The DP idea — compare matrix-path-counter and EditDistance
- showcasing efficient queue in python.
- showcasing using (x,y) coordinates as dictionary key
- showcasing find max value in a dictionary
–Requirement: (https://leetcode.com/problems/unique-paths-ii/description/ is similar)
See Q9.pdf in the email to Ashish. Here are some key points:
Consider a maze mapped to a matrix with an upper left corner at coordinates (row, column) = (0, 0). Any movement must be in increasing row or column direction. You must determine the number of distinct paths through the maze. You will always start at position (0, 0), the top left, and end up at (max(row), max(column)), the bottom right.
1 1 0 1
1 1 1 1
As an example, consider the above matrix where 1 indicates an open cell and 0 indicates blocked. You can only travel through open cells, so no path can go through the cell at (0, 2). There are two distinct paths to the goal. As a 2nd example, matrix below has 10 paths:
1 1 1 1
1 1 1 1
1 1 1 1
https://github.com/tiger40490/repo1/blob/py1/py/2d/classic_pathCountQ9.py is my solution.
==== Analysis ====
I see a binary tree, where each node is a cell. Cell (0,0) has down/left node (1,0) + right node (0,1). I feel this is similar to a more generic problem “count paths between 2 nodes in a binary tree”
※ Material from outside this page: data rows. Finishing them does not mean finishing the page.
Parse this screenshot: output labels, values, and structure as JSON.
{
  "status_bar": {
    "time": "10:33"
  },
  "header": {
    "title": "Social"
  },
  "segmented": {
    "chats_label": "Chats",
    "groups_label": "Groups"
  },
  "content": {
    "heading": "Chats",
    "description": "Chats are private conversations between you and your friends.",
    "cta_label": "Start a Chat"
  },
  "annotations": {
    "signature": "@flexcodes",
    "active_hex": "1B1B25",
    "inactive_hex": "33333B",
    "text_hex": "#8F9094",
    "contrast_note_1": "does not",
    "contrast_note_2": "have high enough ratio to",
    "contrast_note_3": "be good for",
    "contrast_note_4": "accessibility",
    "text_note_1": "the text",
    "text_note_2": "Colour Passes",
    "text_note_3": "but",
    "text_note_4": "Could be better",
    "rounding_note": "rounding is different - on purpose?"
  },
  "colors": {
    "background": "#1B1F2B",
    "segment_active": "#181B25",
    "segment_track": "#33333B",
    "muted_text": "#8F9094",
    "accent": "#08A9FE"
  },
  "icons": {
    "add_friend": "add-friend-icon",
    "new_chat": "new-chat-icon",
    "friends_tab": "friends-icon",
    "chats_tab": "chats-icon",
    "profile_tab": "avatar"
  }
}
😦 I implemented something like a DFT but it was too slow with some test cases
😦 can overflow stack
🙂 DFT can print each unique path. I think BFT can’t.
🙂 DFT is easier to implement than BFT
–DynamicProgramming BFT solution from origin, as I described to Bill Pinsky:
This solution is more versatile than the one from Ashish. It can handle any directed graph.
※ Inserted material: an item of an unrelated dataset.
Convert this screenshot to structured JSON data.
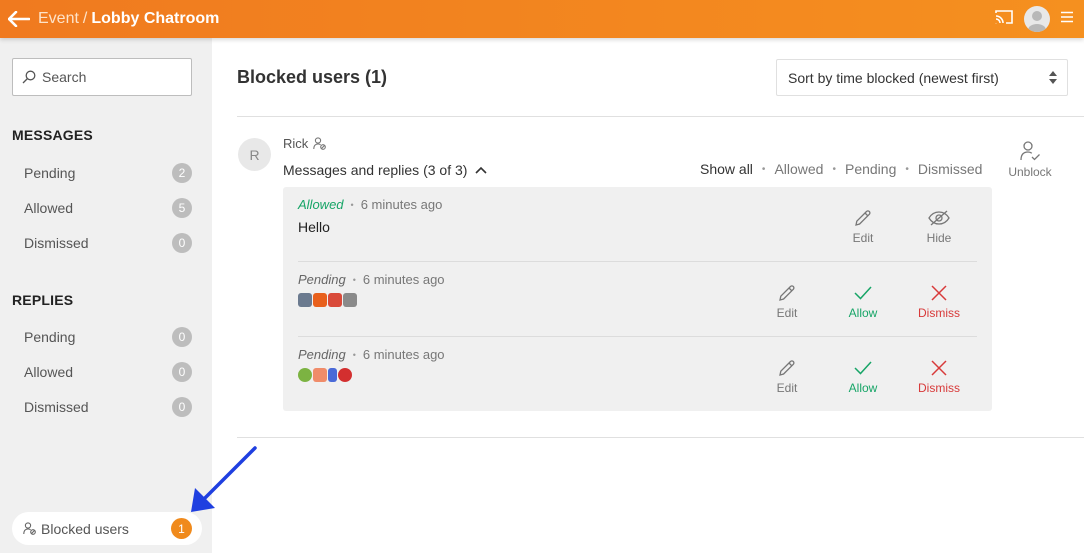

Mark each node as “computed” once we have computed a score denoting how many paths-from-root there are. Save the score in a shadow matrix.
Origin node has score 1. Blocked cell has score 0.
Start BFT from origin. The two immediate neighbors are set to 1 (or 0 if blocked). Every node can be computed by adding up above-score + left-score. (This algo is simpler than the EditDistance algo.)
Performance Keynote — My implementation was extremely slow (albeit correct) until I added an “if already computed, then continue” early in the loop
Q: why is score[1,1] accessed 4 times?
A: node[1,1] is added to the queue twice. Each dequeue would need one check.
A: Also score[1,2] need to access score[1,1] as a parent. Ditto score[2,1]
–Ashish Singh gave me a much simpler solution, as shown in my github code.